La Bella e la bestia

C’era una volta un principe che viveva circondato dalla bellezza. Era di aspetto gradevole, e la sua maniacale vanità lo portò a vivere per lunghi anni in solitudine nel suo castello, assieme ai suoi servitori.

Una notte di tempesta, gli fu annunciato un ospite inatteso. Era una vecchia brutta, gobba e con il viso butterato dal vaiolo, che portava con sé una rosa, cercando di proteggerla con le dita adunche e rugose dal tempo impervio. Il principe la fissò a lungo, chiedendole cosa voleva, e la vecchia chiese riparo solo per quella notte. E l’avrebbe ripagato con quella rosa, marcia e avvizzita, che cercava in ogni modo di proteggere.

Il principe scoppiò a ridere, cacciandola via, ma la vecchia insistette. Dopo tre rifiuti, una luce abbagliante avvolse la vecchina, rivelando la sua vera natura. Era una bellissima fata, e il fiore che teneva tra le mani era rinvigorito, dallo splendido colore rosso sangue.

Riconoscendo quella creatura, il principe cadde in ginocchio, chiedendo pietà, ma la fata, disgustata dal suo modo altezzoso ed egoista, lo punì. Il suo aspetto avrebbe terrorizzato chiunque si fosse azzardato di entrare nel castello, e la maledizione si sarebbe sciolta solo quando un animo puro avrebbe superato la paura e lo avrebbe amato nonostante tutto. Amare lacrime caddero dagli occhi glaciali del principe, quando rientrò nel castello, e tutti i servitori, terrorizzati dal suo aspetto, fuggirono. Rimase soltanto la sua cagna, incinta e mezza cieca, che gli leccò la mano, fedele.

Nei dintorni dilagò la notizia che il principe fosse diventato un mostro, e nessuno affrontò più il sentiero in mezzo alla foresta, così, i lupi e le bestie selvagge, non più cacciate dagli uomini, divennero inconsapevoli guardiani della foresta e del castello che celava il suo signore spaventoso.

 

In un piccolo villaggio poco lontano da lì, un giovane andava al mercato con un cestino sotto il braccio e una mantellina a proteggerlo dal freddo. Stava arrivando l’inverno e gli ultimi raggi caldi dell’autunno salutavano quel mezzogiorno come una speranza.
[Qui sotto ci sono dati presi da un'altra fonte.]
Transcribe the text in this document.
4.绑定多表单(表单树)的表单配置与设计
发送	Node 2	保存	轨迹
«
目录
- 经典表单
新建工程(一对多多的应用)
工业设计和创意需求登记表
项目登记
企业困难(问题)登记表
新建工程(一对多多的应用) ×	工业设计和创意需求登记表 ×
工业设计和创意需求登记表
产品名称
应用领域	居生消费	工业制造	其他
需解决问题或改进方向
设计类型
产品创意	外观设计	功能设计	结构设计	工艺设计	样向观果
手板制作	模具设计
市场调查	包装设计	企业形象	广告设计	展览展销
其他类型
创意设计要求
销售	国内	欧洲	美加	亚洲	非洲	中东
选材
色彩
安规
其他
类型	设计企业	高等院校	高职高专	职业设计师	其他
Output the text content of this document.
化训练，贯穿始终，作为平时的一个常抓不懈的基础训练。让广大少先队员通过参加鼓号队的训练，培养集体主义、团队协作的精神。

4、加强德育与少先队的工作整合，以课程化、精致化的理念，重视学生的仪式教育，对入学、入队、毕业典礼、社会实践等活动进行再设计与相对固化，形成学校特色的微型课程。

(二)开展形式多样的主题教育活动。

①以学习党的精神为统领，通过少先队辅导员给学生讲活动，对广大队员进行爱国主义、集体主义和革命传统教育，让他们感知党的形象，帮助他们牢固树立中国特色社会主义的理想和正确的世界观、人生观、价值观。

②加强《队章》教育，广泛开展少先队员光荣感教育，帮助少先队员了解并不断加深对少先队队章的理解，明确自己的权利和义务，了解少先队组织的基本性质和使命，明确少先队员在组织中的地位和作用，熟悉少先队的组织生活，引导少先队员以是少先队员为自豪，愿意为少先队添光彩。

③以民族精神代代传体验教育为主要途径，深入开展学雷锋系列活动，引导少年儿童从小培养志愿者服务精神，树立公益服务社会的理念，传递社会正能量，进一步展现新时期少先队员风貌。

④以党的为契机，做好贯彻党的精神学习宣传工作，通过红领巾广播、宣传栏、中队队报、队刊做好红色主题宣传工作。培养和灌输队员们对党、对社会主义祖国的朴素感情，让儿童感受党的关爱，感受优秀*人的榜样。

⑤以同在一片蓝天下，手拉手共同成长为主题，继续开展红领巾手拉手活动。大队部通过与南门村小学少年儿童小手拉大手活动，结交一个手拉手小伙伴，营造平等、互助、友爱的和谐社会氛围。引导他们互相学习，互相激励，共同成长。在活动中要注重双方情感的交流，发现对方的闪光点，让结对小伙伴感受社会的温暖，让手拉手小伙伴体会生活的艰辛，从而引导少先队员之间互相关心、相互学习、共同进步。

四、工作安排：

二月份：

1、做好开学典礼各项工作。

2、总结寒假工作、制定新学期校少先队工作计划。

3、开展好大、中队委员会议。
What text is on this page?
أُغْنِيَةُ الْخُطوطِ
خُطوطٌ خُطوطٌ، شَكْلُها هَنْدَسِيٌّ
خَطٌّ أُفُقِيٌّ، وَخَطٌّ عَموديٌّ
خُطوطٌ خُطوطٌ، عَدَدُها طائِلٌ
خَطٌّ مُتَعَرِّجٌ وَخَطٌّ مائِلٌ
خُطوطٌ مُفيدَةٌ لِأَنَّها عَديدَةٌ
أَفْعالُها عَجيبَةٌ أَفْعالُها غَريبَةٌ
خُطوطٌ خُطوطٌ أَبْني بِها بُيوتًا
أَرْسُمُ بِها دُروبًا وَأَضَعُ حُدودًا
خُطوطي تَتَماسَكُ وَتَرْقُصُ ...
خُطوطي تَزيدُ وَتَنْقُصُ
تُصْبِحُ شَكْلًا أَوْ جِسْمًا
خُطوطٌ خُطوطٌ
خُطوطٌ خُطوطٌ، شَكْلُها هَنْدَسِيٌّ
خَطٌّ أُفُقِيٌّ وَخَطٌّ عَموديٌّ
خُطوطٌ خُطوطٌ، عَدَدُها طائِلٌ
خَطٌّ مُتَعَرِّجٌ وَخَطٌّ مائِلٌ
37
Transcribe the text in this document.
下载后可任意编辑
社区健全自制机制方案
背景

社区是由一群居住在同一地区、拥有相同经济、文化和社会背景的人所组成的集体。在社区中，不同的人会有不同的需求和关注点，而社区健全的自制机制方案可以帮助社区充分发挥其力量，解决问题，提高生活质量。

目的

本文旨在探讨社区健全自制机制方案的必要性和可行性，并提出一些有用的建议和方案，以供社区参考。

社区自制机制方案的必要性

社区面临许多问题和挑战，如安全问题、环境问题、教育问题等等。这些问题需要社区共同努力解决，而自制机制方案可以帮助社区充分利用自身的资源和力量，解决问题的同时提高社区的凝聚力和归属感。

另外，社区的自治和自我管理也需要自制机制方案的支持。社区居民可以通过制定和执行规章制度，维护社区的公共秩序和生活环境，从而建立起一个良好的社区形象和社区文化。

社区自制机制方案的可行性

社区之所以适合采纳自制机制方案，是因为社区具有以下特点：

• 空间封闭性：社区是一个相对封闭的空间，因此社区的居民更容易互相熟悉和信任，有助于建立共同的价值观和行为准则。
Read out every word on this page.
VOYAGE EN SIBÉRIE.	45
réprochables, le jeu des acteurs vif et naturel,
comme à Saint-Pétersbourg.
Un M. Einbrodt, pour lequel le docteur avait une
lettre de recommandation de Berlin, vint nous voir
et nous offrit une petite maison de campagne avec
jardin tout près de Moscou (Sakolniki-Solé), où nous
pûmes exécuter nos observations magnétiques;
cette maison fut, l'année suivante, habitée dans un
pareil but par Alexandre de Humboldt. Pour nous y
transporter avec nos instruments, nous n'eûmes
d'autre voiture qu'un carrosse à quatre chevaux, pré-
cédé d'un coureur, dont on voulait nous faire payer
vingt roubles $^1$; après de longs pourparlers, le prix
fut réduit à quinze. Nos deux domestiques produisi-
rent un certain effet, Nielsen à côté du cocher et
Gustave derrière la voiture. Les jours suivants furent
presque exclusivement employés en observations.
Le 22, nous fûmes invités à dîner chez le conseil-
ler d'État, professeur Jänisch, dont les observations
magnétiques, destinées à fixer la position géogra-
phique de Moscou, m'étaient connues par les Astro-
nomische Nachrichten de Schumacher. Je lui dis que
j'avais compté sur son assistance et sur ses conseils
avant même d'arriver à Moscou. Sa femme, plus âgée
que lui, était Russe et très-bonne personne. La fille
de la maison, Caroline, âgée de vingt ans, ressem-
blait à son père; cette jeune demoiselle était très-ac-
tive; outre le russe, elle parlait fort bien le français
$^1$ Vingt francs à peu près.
Tino, era questo il nome del giovane, era l’unico figlio di un inventore un po’ stravagante, e diversamente da tutti gli uomini del villaggio che passavano le giornate a bere nella taverna e a vantarsi di quanti cervi avessero preso quella settimana, aveva un carattere molto tranquillo, e spesso doveva accudire il padre. Amava gli animali, anche se le circostanze, la potente allergia dell’inventore per il pelo, non gli avevano mai permesso di poterne tenere uno a parte il vecchio cavallo da tiro.

Il mercato del villaggio era sempre frenetico e pieno di vita e confusione, ma Tino aveva degli obiettivi preciso, e riuscì a non farsi trascinare dalla calca, fino al momento di raggiungere il bancone del pesce. Forse il destino beffardo, oppure una cattiveria, il ragazzo inciampò e cadde a terra, tra le risa di scherno da parte di un gruppo di giovani prepotenti. Rosso in viso, raccolse tutte le sue cose, e fuggì a casa, imbarazzato ed umiliato. Non c’era nulla per lui, in quel villaggio. Non tra quella gente ubriaca e inetta. Lo sapeva lui, lo sapeva suo padre, ma non potevano farci nulla. Li vivevano, e li dovevano restare.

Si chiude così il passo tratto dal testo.